One reason that many people think that Trump was able to take the 2016 election is that many Americans found Hillary Clinton to be an unlikable candidate and decided not to vote for her. In fact, the 2016 Election had a 20 year low voter turnout according to one CNN poll. In contrast to Trump, Biden is a largely unremarkable candidate. Many democrats were hoping, after having Obama as the first black president, America would continue on a more progessive and diverse trajectory, and despite not being a well received candidate, Hillary Clinton would at least have been the first female president (not to mention that she was affiliated with popular former president Bill Clinton). Unfortunately, Joe Biden does not represent any meaningful step forward for the Democratic party or for America. He is another white man (just like Trump) who is seen by many as old and out of touch with contemporary racial and social issues who has often been quoted making unintentionally offensive remarks (the nomination of Kamala Harris to be Biden’s running mate was an obvious attempt to make the Biden ticket seem more progressive since she is a woman of color). Arguably, the only reason that Biden has gotten this far is because Trump has been such a divisive figure in American politics, whereas Biden seems to be a rational man in the middle who can work with both parties, but the “settle for Biden” notion isn’t a compelling reason to vote for a candidate who in comparison to Obama and Hillary Clinton is a step backwards in every way. 

Just like in 2016, Trump finds himself running a race in a divided nation against a generally mediocre opponent.

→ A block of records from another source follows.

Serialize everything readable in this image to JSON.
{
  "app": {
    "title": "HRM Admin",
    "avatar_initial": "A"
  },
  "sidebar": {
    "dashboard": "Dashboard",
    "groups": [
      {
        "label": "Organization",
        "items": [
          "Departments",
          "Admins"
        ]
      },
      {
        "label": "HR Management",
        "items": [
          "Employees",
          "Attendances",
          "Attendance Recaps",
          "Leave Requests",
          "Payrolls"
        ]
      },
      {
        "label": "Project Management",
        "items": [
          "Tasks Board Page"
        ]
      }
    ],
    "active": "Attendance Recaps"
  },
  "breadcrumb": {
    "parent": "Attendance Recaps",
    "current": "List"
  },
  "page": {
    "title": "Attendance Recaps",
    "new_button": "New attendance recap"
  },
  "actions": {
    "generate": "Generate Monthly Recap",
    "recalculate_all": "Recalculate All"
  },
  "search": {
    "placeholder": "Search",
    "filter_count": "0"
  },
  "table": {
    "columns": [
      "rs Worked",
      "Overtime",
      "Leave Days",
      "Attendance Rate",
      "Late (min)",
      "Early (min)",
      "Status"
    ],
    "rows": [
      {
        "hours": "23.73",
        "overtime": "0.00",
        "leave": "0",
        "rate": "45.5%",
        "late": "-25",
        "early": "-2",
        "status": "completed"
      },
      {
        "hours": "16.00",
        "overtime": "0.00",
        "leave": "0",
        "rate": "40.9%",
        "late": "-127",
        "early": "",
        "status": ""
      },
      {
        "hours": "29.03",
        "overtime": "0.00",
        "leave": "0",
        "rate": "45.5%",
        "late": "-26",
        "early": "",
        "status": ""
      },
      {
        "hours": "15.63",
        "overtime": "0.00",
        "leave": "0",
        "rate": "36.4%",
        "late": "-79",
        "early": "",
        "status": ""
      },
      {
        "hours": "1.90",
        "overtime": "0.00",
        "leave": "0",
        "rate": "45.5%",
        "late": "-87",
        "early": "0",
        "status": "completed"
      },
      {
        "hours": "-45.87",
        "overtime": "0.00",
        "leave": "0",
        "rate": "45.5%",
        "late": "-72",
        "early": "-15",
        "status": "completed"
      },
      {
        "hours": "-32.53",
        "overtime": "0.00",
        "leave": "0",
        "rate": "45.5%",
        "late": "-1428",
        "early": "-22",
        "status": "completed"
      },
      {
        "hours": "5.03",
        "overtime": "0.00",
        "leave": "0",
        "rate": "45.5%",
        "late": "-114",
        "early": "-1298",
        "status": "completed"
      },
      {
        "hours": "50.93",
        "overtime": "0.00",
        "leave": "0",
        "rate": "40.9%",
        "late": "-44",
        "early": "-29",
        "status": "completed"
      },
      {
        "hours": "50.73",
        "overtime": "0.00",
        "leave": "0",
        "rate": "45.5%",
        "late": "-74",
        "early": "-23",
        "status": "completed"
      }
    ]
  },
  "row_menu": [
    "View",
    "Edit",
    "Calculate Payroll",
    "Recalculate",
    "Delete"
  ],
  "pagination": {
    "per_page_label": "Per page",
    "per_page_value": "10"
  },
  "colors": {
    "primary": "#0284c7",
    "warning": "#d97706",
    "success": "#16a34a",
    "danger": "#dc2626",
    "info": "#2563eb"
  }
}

Even though Biden leads Trump in many polls, past experience tells us that this is no clear indication that Biden is going to win the election. Trump won as an unproven candidate against all predictions in 2016; he can do it again in 2020. Just like in 2016, Trump finds himself running a race in a divided nation against a generally mediocre opponent. Biden has arguably less going for him than Hillary Clinton, and Donald Trump has spent the last four years perfecting his dramatic performances in interviews and press conferences to portray himself as a victim of the Democratic party. With four years of experience under his belt and a proven track record in comparison to Biden with his unproven climate and coronavirus policies, Trump looks like a very safe option to many conservative voters. It is clear that Trump has more of a fighting chance to win this election than the media gives him credit for, regardless of what the polls may say on election day.